By PAUL NEWBERRY, AP national writer
Don't say the Jacksonville Jaguars are starting from scratch, because that's an insult to a team of the same name that actually did start from scratch.
Chances are, those 1995 Jaguars would beat this bunch, which is quite possibly the worst team in NFL history.
Jacksonville has lost it first seven games by an average of nearly 21 points -- double-figure margins in all of them, and a differential of epic proportions if it holds up over a full season.
According to STATS LLC, the only team to fare worse was something known as a Chi-Pit Cards-Steelers, a 1944 amalgamation of two franchises that didn't enough players to field teams of their own because of World War II. They went 0-10, losing by an average margin of 22 points.
The Jaguars can't blame a war for their problems. They've done this all by themselves.
Bad trades. Horrendous draft picks. Ill-advised signings.
Throw it together, and you're left with a franchise that doesn't even stack up to the expansion team I covered back in '95.
Those Jaguars, as expected, weren't very good. But they went 4-12, a record this group would be thrilled to achieve, and established the framework for a surprising run to the AFC championship game the very next year. That team's quarterback was a young Mark Brunell, who would go on to a long career in the league. These Jags have Blaine Gabbert, who looks like something out of ''The Walking Dead.''
There's no chance of Jacksonville making the playoffs this year or next. Team officials have made it clear this is merely the start of a total makeover that will take a minimum of three seasons to complete.
Rest assured, Gabbert will not be part of that plan. The 10th overall pick in the 2011 draft has already proven to be a colossal bust, his one touchdown pass this season countered by seven interceptions.
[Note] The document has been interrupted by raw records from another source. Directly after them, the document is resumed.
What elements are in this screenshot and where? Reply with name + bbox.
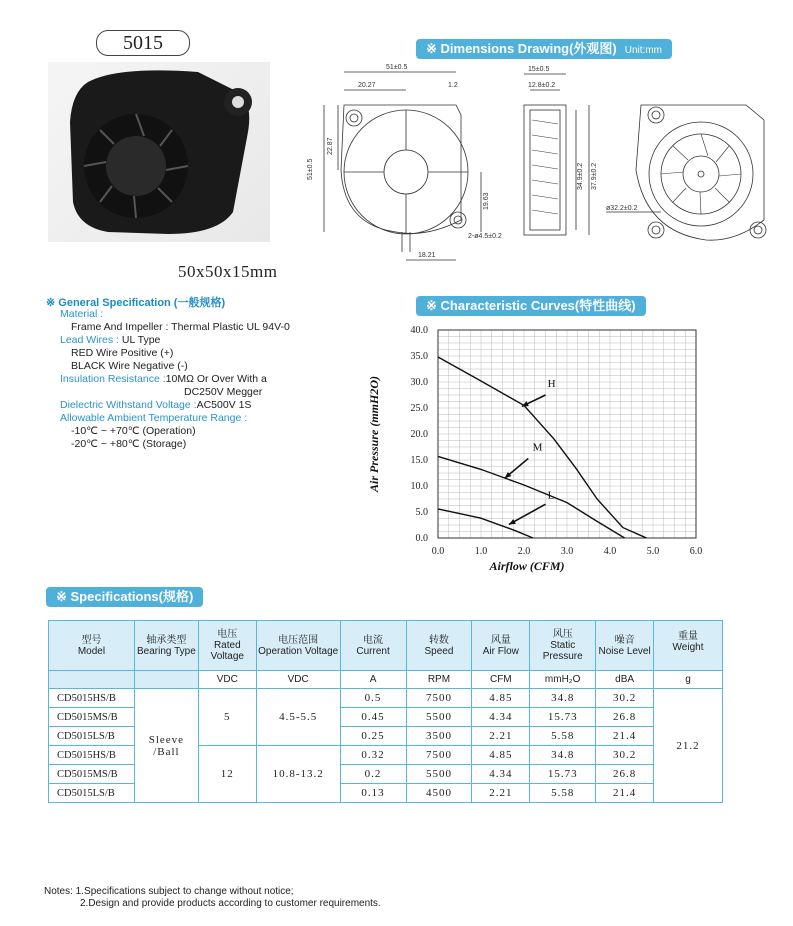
note-1: Notes: 1.Specifications subject to change without notice;	[44, 886, 294, 897]
characteristic-chart	[360, 322, 720, 580]
y-tick-label: 5.0	[415, 507, 428, 518]
cell-speed: 3500	[406, 727, 472, 746]
insulation-value: 10MΩ Or Over With a	[165, 373, 267, 385]
lead-label: Lead Wires :	[60, 334, 119, 346]
col-header-cn: 电压范围	[278, 634, 319, 646]
col-unit: A	[340, 671, 406, 689]
col-header	[530, 621, 596, 671]
black-wire: BLACK Wire Negative (-)	[71, 360, 188, 372]
col-header	[406, 621, 472, 671]
col-unit: VDC	[198, 671, 256, 689]
cell-pressure: 15.73	[530, 765, 596, 784]
cell-noise: 30.2	[596, 746, 654, 765]
col-header-cn: 电压	[217, 629, 238, 640]
dim-w51: 51±0.5	[386, 64, 408, 71]
y-tick-label: 15.0	[410, 455, 428, 466]
col-header-cn: 电流	[363, 634, 384, 646]
cell-model: CD5015MS/B	[49, 765, 135, 784]
lead-value: UL Type	[121, 334, 161, 346]
x-tick-label: 4.0	[603, 546, 617, 557]
col-unit: dBA	[596, 671, 654, 689]
cell-model: CD5015LS/B	[49, 784, 135, 803]
cell-pressure: 34.8	[530, 746, 596, 765]
cell-speed: 4500	[406, 784, 472, 803]
col-header	[49, 621, 135, 671]
col-header-en: Speed	[424, 645, 454, 657]
dim-d15: 15±0.5	[528, 66, 550, 73]
y-tick-label: 30.0	[410, 377, 428, 388]
cell-flow: 2.21	[472, 727, 530, 746]
dim-w1821: 18.21	[418, 252, 436, 259]
col-unit: VDC	[256, 671, 340, 689]
y-tick-label: 35.0	[410, 351, 428, 362]
dielectric-value: AC500V 1S	[196, 399, 252, 411]
insulation-value-2: DC250V Megger	[184, 386, 263, 398]
cell-flow: 4.85	[472, 689, 530, 708]
x-tick-label: 1.0	[474, 546, 488, 557]
cell-operation-voltage: 4.5-5.5	[256, 689, 340, 746]
series-line-L	[438, 509, 533, 538]
temp-operation: -10℃ ~ +70℃ (Operation)	[71, 425, 196, 437]
col-unit: g	[654, 671, 723, 689]
ambient-label: Allowable Ambient Temperature Range :	[60, 412, 248, 424]
series-label-L: L	[547, 489, 555, 502]
cell-flow: 2.21	[472, 784, 530, 803]
dimensions-unit: Unit:mm	[624, 45, 662, 56]
col-header-en: Air Flow	[482, 645, 519, 657]
cell-rated-voltage: 12	[198, 746, 256, 803]
dimension-drawing	[296, 60, 786, 270]
cell-noise: 26.8	[596, 708, 654, 727]
col-unit: mmH₂O	[530, 671, 596, 689]
bearing-line: Sleeve	[148, 733, 185, 746]
curves-banner: ※ Characteristic Curves(特性曲线)	[416, 296, 646, 316]
dim-d128: 12.8±0.2	[528, 82, 556, 89]
insulation-label: Insulation Resistance :	[60, 373, 166, 385]
material-label: Material :	[60, 308, 104, 320]
note-2: 2.Design and provide products according to customer requirements.	[80, 898, 381, 909]
col-header	[472, 621, 530, 671]
x-tick-label: 2.0	[517, 546, 531, 557]
col-header	[596, 621, 654, 671]
x-axis-label: Airflow (CFM)	[489, 559, 565, 573]
cell-current: 0.13	[340, 784, 406, 803]
cell-model: CD5015LS/B	[49, 727, 135, 746]
cell-weight: 21.2	[654, 689, 723, 803]
x-tick-label: 6.0	[689, 546, 703, 557]
cell-pressure: 34.8	[530, 689, 596, 708]
col-header-en: Rated Voltage	[210, 640, 244, 662]
col-header	[256, 621, 340, 671]
dim-h379: 37.9±0.2	[591, 162, 598, 190]
y-tick-label: 40.0	[410, 325, 428, 336]
x-tick-label: 5.0	[646, 546, 660, 557]
cell-speed: 7500	[406, 689, 472, 708]
cell-speed: 5500	[406, 708, 472, 727]
col-header	[134, 621, 198, 671]
col-header	[340, 621, 406, 671]
col-header-en: Model	[77, 645, 106, 657]
notes	[44, 886, 381, 910]
cell-model: CD5015MS/B	[49, 708, 135, 727]
col-unit: RPM	[406, 671, 472, 689]
general-spec-body	[60, 308, 290, 451]
cell-current: 0.5	[340, 689, 406, 708]
cell-speed: 7500	[406, 746, 472, 765]
cell-noise: 21.4	[596, 727, 654, 746]
x-tick-label: 0.0	[431, 546, 445, 557]
size-label: 50x50x15mm	[178, 262, 278, 281]
general-spec-title: ※ General Specification (一般规格)	[46, 297, 226, 309]
fan-photo	[48, 62, 270, 242]
cell-noise: 21.4	[596, 784, 654, 803]
dim-holes: 2-ø4.5±0.2	[468, 233, 502, 240]
cell-operation-voltage: 10.8-13.2	[256, 746, 340, 803]
col-header-cn: 轴承类型	[146, 634, 187, 646]
col-header-en: Current	[356, 645, 390, 657]
col-unit	[134, 671, 198, 689]
col-unit: CFM	[472, 671, 530, 689]
col-header-en: Noise Level	[598, 645, 651, 657]
col-header-en: Static Pressure	[542, 640, 583, 662]
cell-flow: 4.34	[472, 765, 530, 784]
col-header-en: Operation Voltage	[258, 645, 339, 657]
table-row	[49, 689, 723, 708]
dim-h349: 34.9±0.2	[577, 162, 584, 190]
col-header-cn: 转数	[428, 634, 449, 646]
cell-pressure: 15.73	[530, 708, 596, 727]
cell-rated-voltage: 5	[198, 689, 256, 746]
spec-table	[48, 620, 723, 803]
cell-noise: 30.2	[596, 689, 654, 708]
col-header	[654, 621, 723, 671]
specs-banner: ※ Specifications(规格)	[46, 587, 203, 607]
cell-current: 0.2	[340, 765, 406, 784]
cell-noise: 26.8	[596, 765, 654, 784]
dim-w2027: 20.27	[358, 82, 376, 89]
y-tick-label: 0.0	[415, 533, 428, 544]
col-header-cn: 型号	[81, 634, 102, 646]
col-header-en: Weight	[672, 642, 704, 653]
y-tick-label: 10.0	[410, 481, 428, 492]
model-label: 5015	[96, 30, 190, 56]
col-header-cn: 噪音	[614, 634, 635, 646]
x-tick-label: 3.0	[560, 546, 574, 557]
dim-w12: 1.2	[448, 82, 458, 89]
temp-storage: -20℃ ~ +80℃ (Storage)	[71, 438, 187, 450]
bearing-line: /Ball	[153, 745, 180, 758]
dim-h51: 51±0.5	[307, 158, 314, 180]
cell-flow: 4.85	[472, 746, 530, 765]
cell-current: 0.25	[340, 727, 406, 746]
cell-speed: 5500	[406, 765, 472, 784]
cell-pressure: 5.58	[530, 784, 596, 803]
cell-current: 0.32	[340, 746, 406, 765]
cell-bearing	[134, 689, 198, 803]
dimensions-banner	[416, 39, 672, 59]
cell-pressure: 5.58	[530, 727, 596, 746]
col-header-cn: 重量	[678, 631, 699, 642]
dim-diameter: ø32.2±0.2	[606, 205, 638, 212]
dim-h1963: 19.63	[483, 192, 490, 210]
material-value: Frame And Impeller : Thermal Plastic UL 94V-0	[71, 321, 290, 333]
cell-model: CD5015HS/B	[49, 689, 135, 708]
y-tick-label: 20.0	[410, 429, 428, 440]
dim-h2287: 22.87	[327, 137, 334, 155]
series-label-M: M	[532, 441, 543, 454]
col-header	[198, 621, 256, 671]
cell-flow: 4.34	[472, 708, 530, 727]
cell-current: 0.45	[340, 708, 406, 727]
col-header-cn: 风压	[552, 629, 573, 640]
series-label-H: H	[547, 378, 556, 391]
dielectric-label: Dielectric Withstand Voltage :	[60, 399, 197, 411]
red-wire: RED Wire Positive (+)	[71, 347, 174, 359]
col-unit	[49, 671, 135, 689]
y-tick-label: 25.0	[410, 403, 428, 414]
y-axis-label: Air Pressure (mmH2O)	[367, 375, 381, 493]
cell-model: CD5015HS/B	[49, 746, 135, 765]
col-header-cn: 风量	[490, 634, 511, 646]
col-header-en: Bearing Type	[137, 645, 196, 657]
dimensions-title: ※ Dimensions Drawing(外观图)	[426, 41, 617, 56]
Too bad he can't count the TDs the other teams scores; three of his picks have been returned to the Jacksonville end zone.
Journeyman Chad Henne isn't much better, but he'll start Sunday in London when the Jaguars take what is likely to be their eighth straight whipping at the hands of defending NFC champion San Francisco.
As if all that eavesdropping wasn't bad enough, now we're about to impose the Jaguars on one of our European allies.
''Obviously, if you're a Jaguars fan, you want to do better,'' team owner Shad Khan told The Florida Times-Union in Britain this week. ''But we know the process we started, which is pretty much starting from the ground up, cleaning house and doing something we probably should have started earlier.''
Rubbing salt in the wounds, the Web site PredictionMachine.com recently ran a series of simulated games between the current and expansion Jaguars, which found the '95 squad won more than 60 percent of the time by an average score of 19-14.
At least that's more competitive than the present-day Jaguars have been this season. They've led for a grand total of 22 minutes, 14 seconds - not even one half of one game, and never by more than seven points.
Where did it all go wrong?
The root of the Jaguars' problems can be traced to their last trip to the playoffs in 2007, when they got an inflated view of how good they really were. After winning a wild-card game at Pittsburgh and giving unbeaten New England a run for its money in the divisional round, Jacksonville handed quarterback David Garrard the largest contract in franchise history and traded four picks to draft defensive end Derrick Harvey at No. 8 overall.
Harvey lasted only three seasons in Jacksonville, finishing with eight career sacks, and no one else picked by Jaguars was still around even two years later. Then came another ill-fated move in 2011, when they traded up to grab Gabbert and missed the obvious warning signs: several quarterback-desperate teams had already passed on him.
Now, Jacksonville will have to use another high pick on a QB.
At least they won't have to trade up this time.